“The Master,” film still (image via film-grab.com)
I’ve seen it twice, and it still makes my brain feel like it’s been violated in some sublime way. Visually, The Master is an incredibly beautiful piece of work: the effect of filming a reported 80 percent in glorious 65mm. The movie is saturated with color and tone courtesy of cinematographer Mihai Malaimare Jr., with editing by Leslie Jones and Peter McNulty, who paced the visuals against Jonny Greenwood’s (of Radiohead) odd, whacked-out, jazzed-up staccato soundtrack.
Then there are the actors, directed by Paul Thomas Anderson to give pitch-perfect performances. Two powerhouses — Joaquin Phoenix, as Freddie Quell, and Philip Seymour Hoffman, as Lancaster Dodd — meet as two men on a boat called Alitheia, Greek for “truth,” and a relationship grows over the waves. They embody opposing and complementary forces — the master and the slave — adrift at sea and trying to know one another.
Polar opposites, Quell and Dodd are joined in a battle of wills.
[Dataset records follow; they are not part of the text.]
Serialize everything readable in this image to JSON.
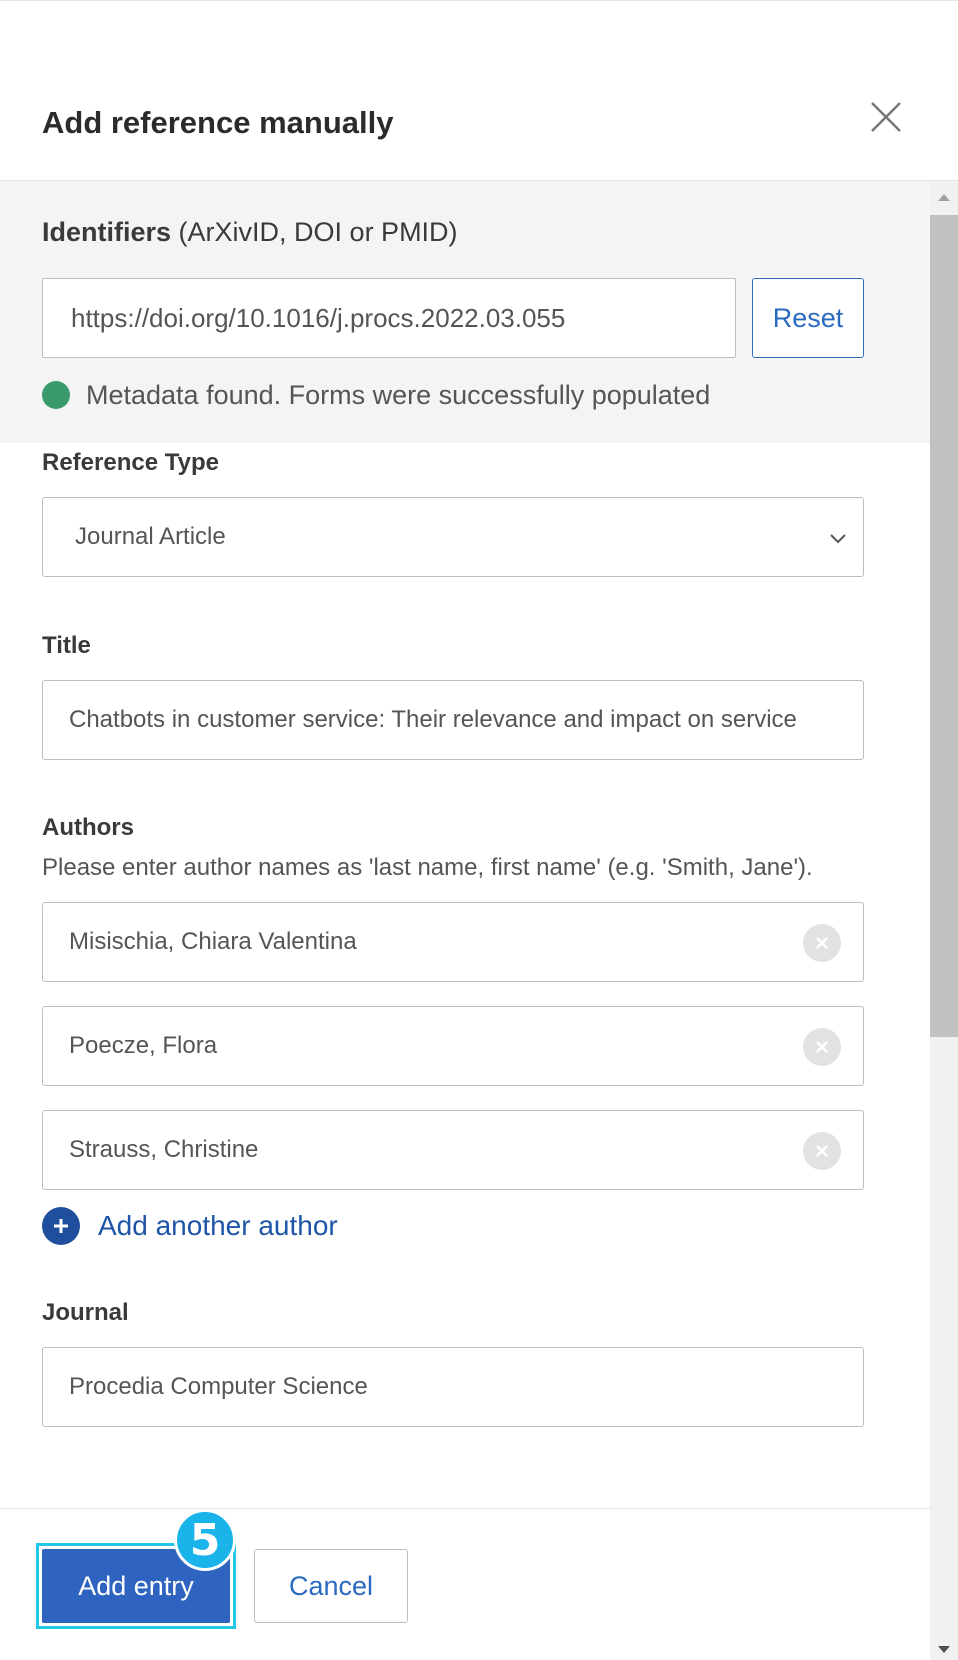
{
  "dialog": {
    "title": "Add reference manually",
    "close_icon": "close-icon"
  },
  "identifiers": {
    "label_bold": "Identifiers",
    "label_hint": "(ArXivID, DOI or PMID)",
    "value": "https://doi.org/10.1016/j.procs.2022.03.055",
    "reset_label": "Reset",
    "status_text": "Metadata found. Forms were successfully populated",
    "status_color": "#3b9a6c"
  },
  "reference_type": {
    "label": "Reference Type",
    "selected": "Journal Article"
  },
  "title_field": {
    "label": "Title",
    "value": "Chatbots in customer service: Their relevance and impact on service"
  },
  "authors": {
    "label": "Authors",
    "help": "Please enter author names as 'last name, first name' (e.g. 'Smith, Jane').",
    "items": [
      {
        "name": "Misischia, Chiara Valentina"
      },
      {
        "name": "Poecze, Flora"
      },
      {
        "name": "Strauss, Christine"
      }
    ],
    "add_label": "Add another author"
  },
  "journal": {
    "label": "Journal",
    "value": "Procedia Computer Science"
  },
  "footer": {
    "add_entry_label": "Add entry",
    "cancel_label": "Cancel",
    "step_badge": "5",
    "accent_color": "#2e64c0",
    "highlight_color": "#21c7e8"
  }
}
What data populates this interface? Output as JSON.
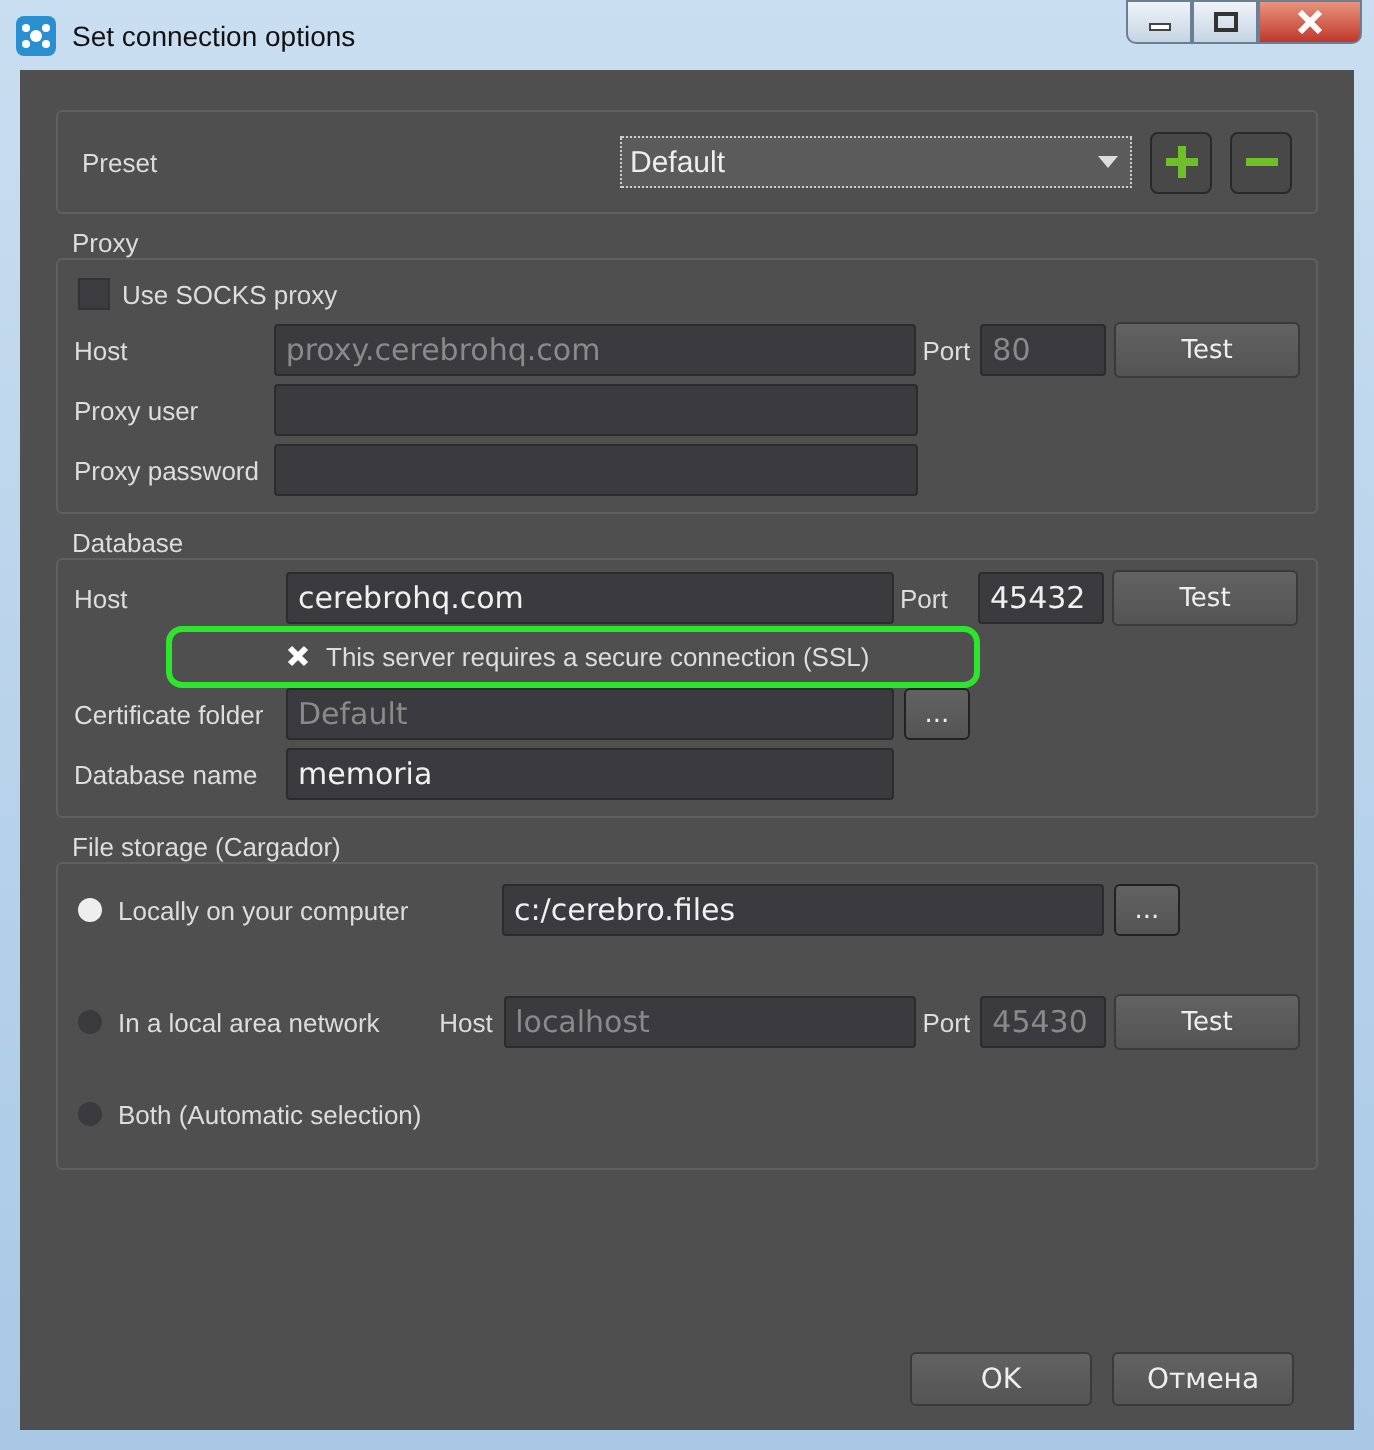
{
  "window": {
    "title": "Set connection options"
  },
  "preset": {
    "label": "Preset",
    "value": "Default"
  },
  "proxy": {
    "title": "Proxy",
    "use_socks": {
      "label": "Use SOCKS proxy",
      "checked": false
    },
    "host": {
      "label": "Host",
      "placeholder": "proxy.cerebrohq.com"
    },
    "port": {
      "label": "Port",
      "placeholder": "80"
    },
    "test": "Test",
    "user": {
      "label": "Proxy user"
    },
    "password": {
      "label": "Proxy password"
    }
  },
  "database": {
    "title": "Database",
    "host": {
      "label": "Host",
      "value": "cerebrohq.com"
    },
    "port": {
      "label": "Port",
      "value": "45432"
    },
    "test": "Test",
    "ssl": {
      "label": "This server requires a secure connection (SSL)",
      "checked": true,
      "highlighted": true
    },
    "cert_folder": {
      "label": "Certificate folder",
      "placeholder": "Default"
    },
    "browse": "...",
    "name": {
      "label": "Database name",
      "value": "memoria"
    }
  },
  "file_storage": {
    "title": "File storage (Cargador)",
    "options": [
      {
        "kind": "path",
        "label": "Locally on your computer",
        "selected": true,
        "value": "c:/cerebro.files",
        "browse": "..."
      },
      {
        "kind": "network",
        "label": "In a local area network",
        "selected": false,
        "host_label": "Host",
        "host_placeholder": "localhost",
        "port_label": "Port",
        "port_placeholder": "45430",
        "test": "Test"
      },
      {
        "kind": "plain",
        "label": "Both (Automatic selection)",
        "selected": false
      }
    ]
  },
  "buttons": [
    "OK",
    "Отмена"
  ]
}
Their relationship, like the ocean, is changeable, unpredictable, and wholly answerable to nature, and it ends with each recognizing the other and saying farewell, with Dodd somehow gazing upon Quell as the one who is “free.” It’s a moment in the master-slave dialectic when both realize they are nothing without the other — a moment late 18th- and early 19th-century philosopher Hegel described in his epic tome The Phenomenology of Mind as the battle between two conscious beings to become self-conscious.
Too much has been said about The Master being a critique of Scientology. In the film, there is the veteran Freddie, the hopeless and reckless drunk and animal and slave to Dodd, messianic Master of “The Cause,” which is definitely evocative of Scientology. But it goes deeper than that. In Dodd, you have man’s obsession with returning to an original, perfect state. He possesses a Citizen Kane kind of liberal socialist ideology with good intentions clouded by the effects of power, desire, need, and control.
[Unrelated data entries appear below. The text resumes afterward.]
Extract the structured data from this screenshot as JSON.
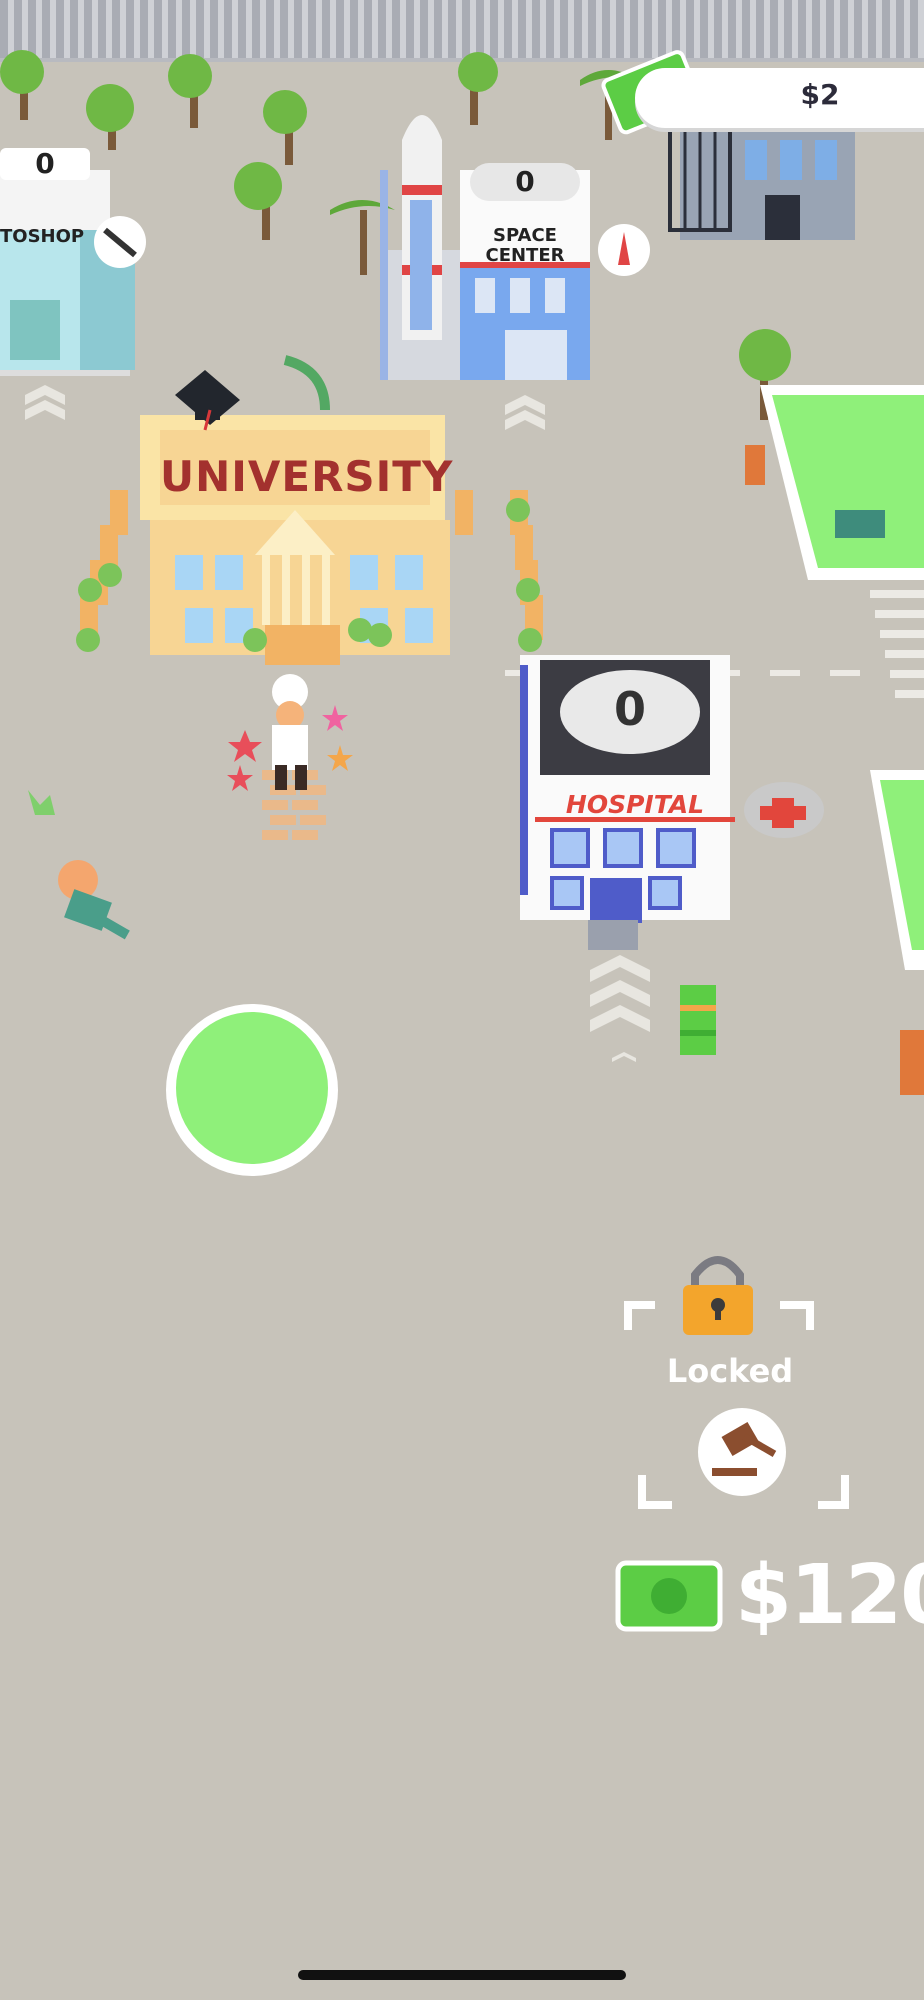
{
  "hud": {
    "money": "$2",
    "money_icon": "cash-icon"
  },
  "buildings": {
    "photoshop": {
      "label": "TOSHOP",
      "visitors": "0",
      "icon": "wrench-icon"
    },
    "space_center": {
      "label_line1": "SPACE",
      "label_line2": "CENTER",
      "visitors": "0",
      "icon": "rocket-icon"
    },
    "university": {
      "label": "UNIVERSITY"
    },
    "hospital": {
      "label": "HOSPITAL",
      "visitors": "0",
      "icon": "red-cross-icon"
    }
  },
  "locked_plot": {
    "status": "Locked",
    "icon": "gavel-icon",
    "price": "$120"
  },
  "colors": {
    "ground": "#c7c3ba",
    "grass": "#8ff07a",
    "money_green": "#5ccd45",
    "hospital_red": "#e2463c",
    "lock_orange": "#f3a52c"
  }
}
“The Master” Rorschach-inspired poster (image via empireonline.com)
But the question arises as to whether such a perfect state is ever possible, given the flow of life. The dialectic, as Hegel suggested, involves oppositional forces that will constantly oppose, overcome, and negate each other so as to become whole, only to go through the process again. In many ways, he should know: Hegel witnessed the advance of Napoleon’s army at Jena and attempted to produce an alternate system of belief to match the scale and impact of the Holy Book. In the end, The Master refuses to answer the question of whether “The Cause,” or any cause, is good or bad. And who, ultimately, is the master? The use of the Rorschach aesthetic to present both faces as one in a French poster for the film, with the title reflected on itself, indicates that the answer must be both.
Then there is woman — something Hegel doesn’t really go into in any satisfactory way in his work, but whom Anderson, as the writer of this story, positions as a compelling third force, or “thing.” In Amy Adams’s compelling portrayal as Dodd’s wily wife, woman’s role becomes one of the largest question marks hovering over the movie. The Master is essentially an unflinching study of man’s inherent drives and how they manifest in very real relationships; woman appears as a witness and facilitator of events between the two male forces. Adams’s character explores the power with which woman navigates and often mediates the master-slave dialectic.
In this precise piece of abstract storytelling, Paul Thomas Anderson manages to direct a social critique explored through the historical context of postwar America while also interrogating power relationships — from a wife and her husband to a man and his “dog” (or slave) — at a micro level. The film asks whether man can truly be master of his own world, whether woman can truly be equal to man, and if society might ever better itself, or if we are destined to continue in the same violent cycle of being.
It is this layered intricacy that makes The Master feel so inconclusive, as if your brain has been attacked and you aren’t quite sure by what. The film presents an image of society and the ideologies constructed therein clearly and unflinchingly. It has no conclusive end precisely because it is an ongoing question.
The Master is available on DVD.
Great article! I also think of the mind itself being a “master” in the film. You have Dodd hovering over him, but you also have Quell’s alcoholism and PTSD. There’s his restlessness and need to escape, which you see later he at least occasionally regrets (with the young girl he had a relationship with/his return to see Dodd again). So many “masters” everywhere in this film. Dodd reminds me of a satan figure sometimes as well. He’s introduced in that crazy red robe and then later there’s the scene with him dancing with the women. You’re gonna have to serve somebody!
This is reminding me of what a great film this was – thinking of the scenes where reality loosens like when the women of the party are suddenly naked (and Amy Adams staring directly into the camera) or when the telephone is brought to Quell in the theatre (didn’t even question this as a dream until he met back up with Dodd). So good!